LGBT healthcare news
Aetna, Inc. has agreed to pay a fine of over $350,000 for violating the privacy of policy holders in the state of New Jersey in 2017. Those whose privacy was violated included some who were taking medication for HIV.
It was August of last year when Aetna revealed the HIV status of 12,000 patients across several states. Nearly 650 of them were in New Jersey alone.

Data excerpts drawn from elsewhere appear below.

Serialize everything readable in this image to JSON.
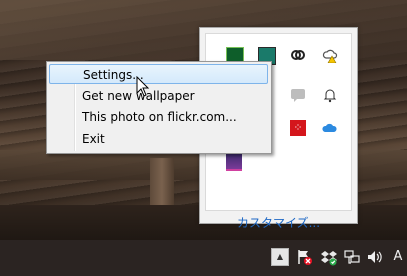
{
  "context_menu": {
    "items": [
      {
        "label": "Settings..."
      },
      {
        "label": "Get new wallpaper"
      },
      {
        "label": "This photo on flickr.com..."
      },
      {
        "label": "Exit"
      }
    ]
  },
  "tray_flyout": {
    "customize_label": "カスタマイズ...",
    "icons": [
      "nvidia-icon",
      "app-icon",
      "creative-cloud-icon",
      "cloud-warning-icon",
      "chat-icon",
      "bell-icon",
      "acrobat-icon",
      "onedrive-icon",
      "wallpaper-app-icon"
    ]
  },
  "taskbar": {
    "ime_label": "A",
    "icons": [
      "show-hidden-icons-chevron",
      "action-center-flag-icon",
      "dropbox-icon",
      "network-icon",
      "volume-icon"
    ]
  },
  "colors": {
    "menu_highlight_border": "#7eb4ea",
    "link_blue": "#1e68c5",
    "taskbar_bg": "#2b2422"
  }
}
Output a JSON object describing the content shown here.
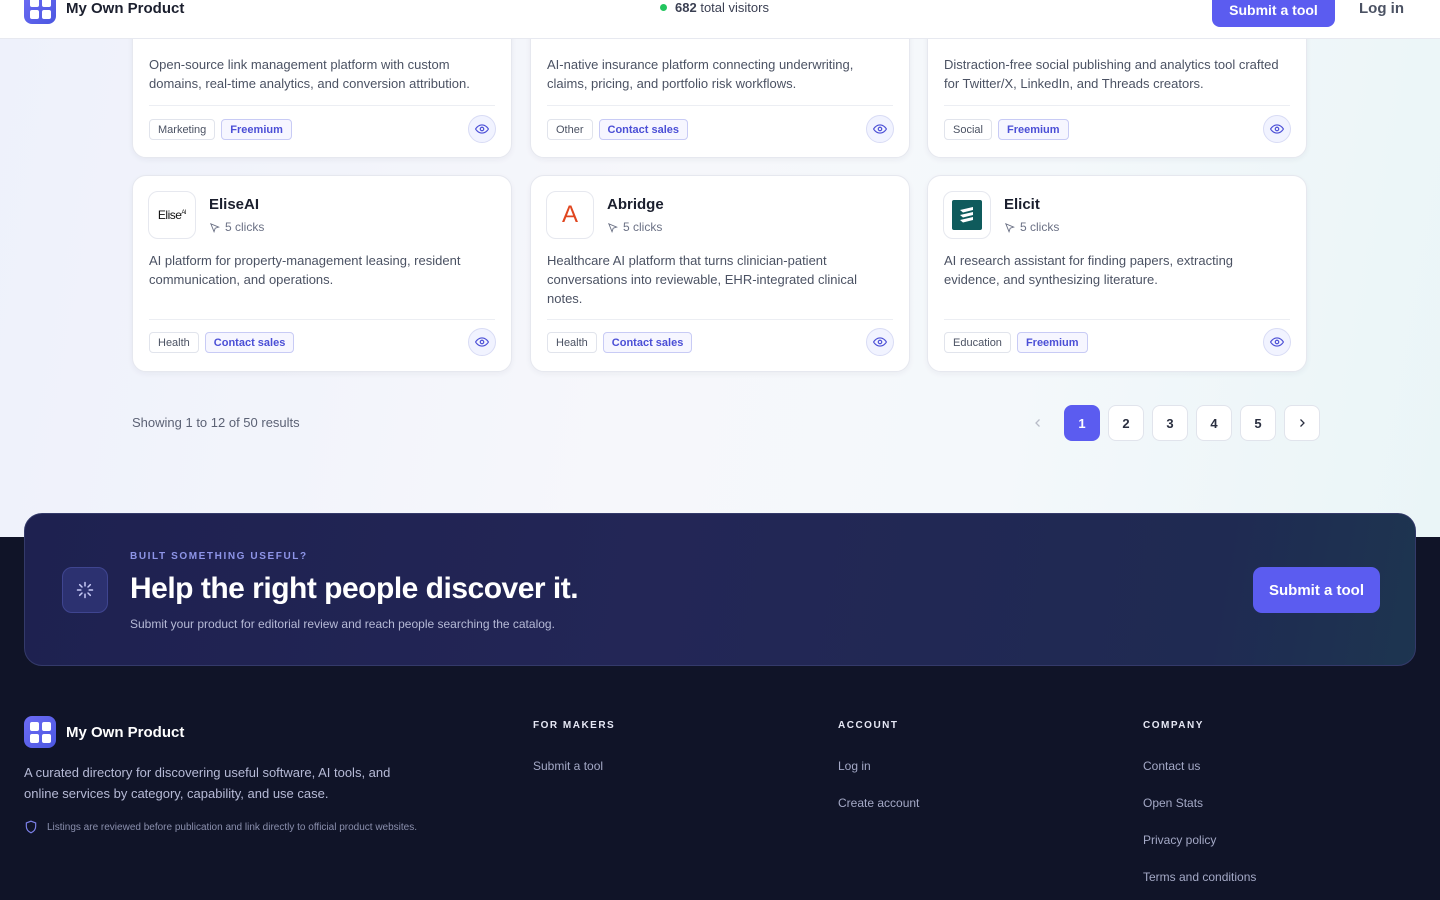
{
  "header": {
    "brand": "My Own Product",
    "visitors_count": "682",
    "visitors_label": "total visitors",
    "submit_label": "Submit a tool",
    "login_label": "Log in"
  },
  "cards_top": [
    {
      "description": "Open-source link management platform with custom domains, real-time analytics, and conversion attribution.",
      "category": "Marketing",
      "pricing": "Freemium"
    },
    {
      "description": "AI-native insurance platform connecting underwriting, claims, pricing, and portfolio risk workflows.",
      "category": "Other",
      "pricing": "Contact sales"
    },
    {
      "description": "Distraction-free social publishing and analytics tool crafted for Twitter/X, LinkedIn, and Threads creators.",
      "category": "Social",
      "pricing": "Freemium"
    }
  ],
  "cards": [
    {
      "name": "EliseAI",
      "logo_text": "Elise",
      "logo_sup": "AI",
      "clicks": "5 clicks",
      "description": "AI platform for property-management leasing, resident communication, and operations.",
      "category": "Health",
      "pricing": "Contact sales"
    },
    {
      "name": "Abridge",
      "logo_text": "A",
      "clicks": "5 clicks",
      "description": "Healthcare AI platform that turns clinician-patient conversations into reviewable, EHR-integrated clinical notes.",
      "category": "Health",
      "pricing": "Contact sales"
    },
    {
      "name": "Elicit",
      "clicks": "5 clicks",
      "description": "AI research assistant for finding papers, extracting evidence, and synthesizing literature.",
      "category": "Education",
      "pricing": "Freemium"
    }
  ],
  "pagination": {
    "summary": "Showing 1 to 12 of 50 results",
    "pages": [
      "1",
      "2",
      "3",
      "4",
      "5"
    ],
    "current": "1"
  },
  "cta": {
    "eyebrow": "BUILT SOMETHING USEFUL?",
    "title": "Help the right people discover it.",
    "subtitle": "Submit your product for editorial review and reach people searching the catalog.",
    "button": "Submit a tool"
  },
  "footer": {
    "brand": "My Own Product",
    "description": "A curated directory for discovering useful software, AI tools, and online services by category, capability, and use case.",
    "note": "Listings are reviewed before publication and link directly to official product websites.",
    "columns": [
      {
        "heading": "FOR MAKERS",
        "links": [
          "Submit a tool"
        ]
      },
      {
        "heading": "ACCOUNT",
        "links": [
          "Log in",
          "Create account"
        ]
      },
      {
        "heading": "COMPANY",
        "links": [
          "Contact us",
          "Open Stats",
          "Privacy policy",
          "Terms and conditions"
        ]
      }
    ]
  },
  "colors": {
    "accent": "#5b5cf0",
    "footer_bg": "#101428",
    "online": "#22c55e"
  },
  "icons": [
    "grid-logo-icon",
    "cursor-click-icon",
    "eye-icon",
    "chevron-left-icon",
    "chevron-right-icon",
    "sparkle-icon",
    "shield-icon"
  ]
}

The company sent information on how to purchase HIV medication in large windowed envelopes. An Essex County gay couple sued the insurance company for the violation and two civil rights organizations also filed class action suits, winning $17 million in settlement.
In the case of the Essex County couple, the information was seen by a neighbor and a family member. Additionally, the following month, Aetna sent a mailer to 1600 people, including 186 New Jersey residents that had the name and logo for a study on the heart condition AFib. Atrial Fibrillation, known as AFib, is a condition where an irregular heartbeat that can lead to stroke, blood clots, and other serious medical issues.
“Companies entrusted with individuals’ protected health information have a duty to avoid improper disclosures,” Attorney General Gurbir Grewal said in a statement. “Aetna fell short here, potentially subjecting thousands of individuals to the stigma and discrimination that, unfortunately, still may accompany disclosure of their HIV/AIDS status. I am pleased that our investigation has led Aetna to adopt measures to prevent this from happening again.”